Never translate 'make shopping' — it is a clear error. The correct forms are do the shopping (buy the household groceries), go shopping (head out to shop) or simply go to the supermarket. For the place, British English prefers supermarket and the small corner shop, while American English uses grocery store. Your written list is a shopping list.
Trolley and queue: British vs American English
There are two classic differences here. The wheeled basket is a trolley in British English and a (shopping) cart in American English. The line of waiting people is a queue in the UK (to queue up) and a line in the US (to wait in line). You pay at the checkout (served by a cashier); many shops now have a self-checkout and accept contactless payment.
Date labels: use by vs best before
Packaging distinguishes two kinds of date. Use by is a safety date for perishable food (meat, fish, milk) — do not eat it afterwards. Best before is a quality date: the food is still safe but may lose flavour or texture (biscuits, cereals). The general term is expiry date (UK) / expiration date (US). Note the grammar: food has expired or is past its expiry date, not 'is expired'.

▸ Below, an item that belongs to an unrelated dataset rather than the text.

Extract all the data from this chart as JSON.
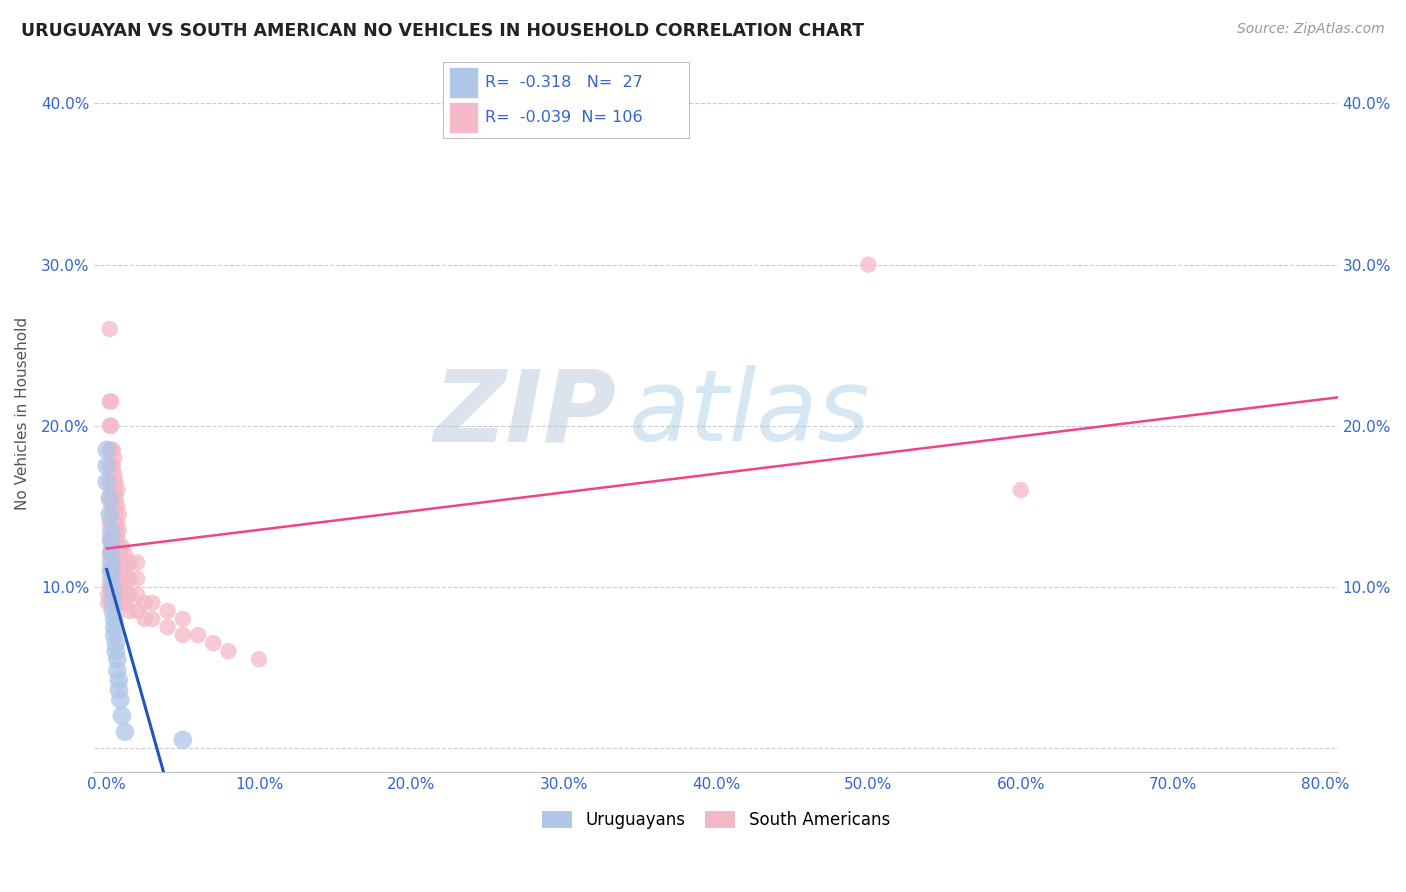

Containers: tin, can, jar, bottle, packet
Containers are fixed to particular products. A tin (UK) / can (US) holds tinned food (a tin of tomatoes). A jar is a glass container with a lid (a jar of jam). A bottle holds liquids (a bottle of milk). A packet / bag holds dry goods (a packet of crisps, a bag of flour). You cannot say 'a glass of jam' — jam comes in a jar.
Offers, stock and service
Useful shop vocabulary: on sale / on offer (reduced price), discount, buy one get one free (BOGOF), and loyalty card. For availability: in stock versus out of stock. For returns: refund (money back), exchange (swap), customer service, and opening hours.